Is it likely that I might run into people who are used to seeing dates as YYYY-DD-MM
? Are there programs that use this as a date format?
回答1:
See "Calendar date" on Wikipedia on the topic - it lists the countries by date/time format.
At first glance it doesn't look like anyone is using YYYY-DD-MM
regularly.
回答2:
According to Wikipedia Kazakhstan may use YYYY.DD.MM
. I can't read the source for this information, so I don't know the specifics.
See: https://en.wikipedia.org/wiki/Date_format_by_country
That aside, I do believe that the delimiter still makes it visibly different from YYYY-MM-DD
, so there should be no issue.
Example: 2017-01-13
vs 2017.13.01
As also mentioned by @Tracker1 and @DaveE, YYYY-MM-DD
is the ISO-8601 standard format.
回答3:
yyyy-mm-dd
in particular is a subset of the ISO-8601 format.

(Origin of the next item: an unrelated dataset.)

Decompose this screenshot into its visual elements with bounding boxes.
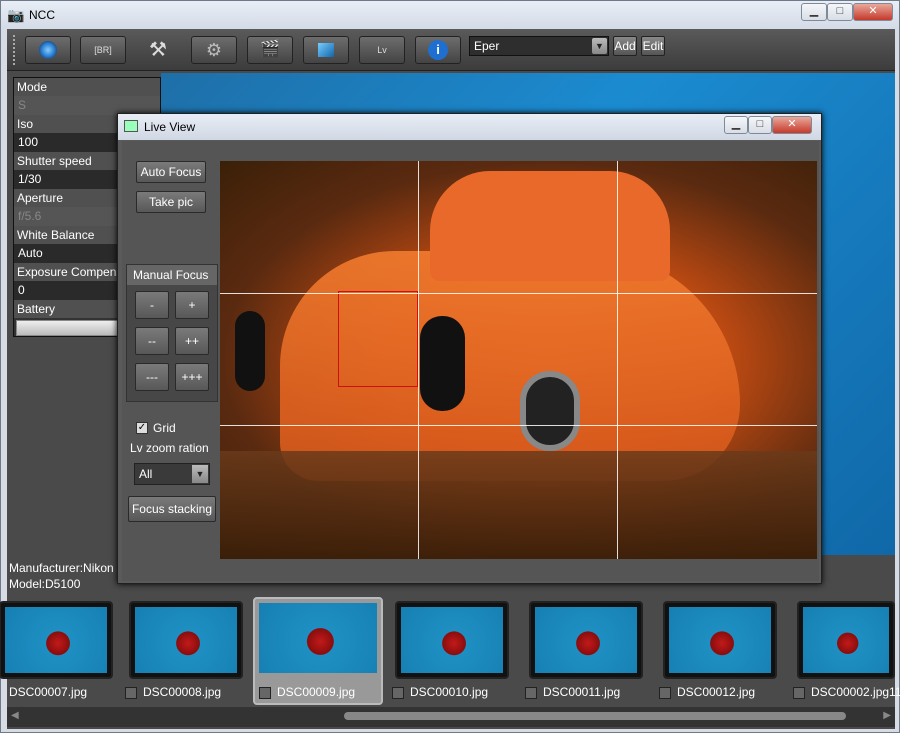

There is no recognised standard that uses year date month
. When year
is first, it should always be followed by an appropriate sub-year, be that quarter, month, julian day, etc.
Some advantages to using year-first is that the order also happens to work well for alpha-sorting when used as a text value (such as part of a file name).
回答4:
You should try to get your team(s) to standardize on ISO 8601 formatting, or use it and tell everyone that's what you're using. Or see Wikipedia's ISO 8601 reference.
回答5:
There are none in the list of cultures in Windows that default to YYYY-DD-MM, so I would say you are pretty safe, in general, however since you can customize the dates, you should probably support it, if you want to be sure.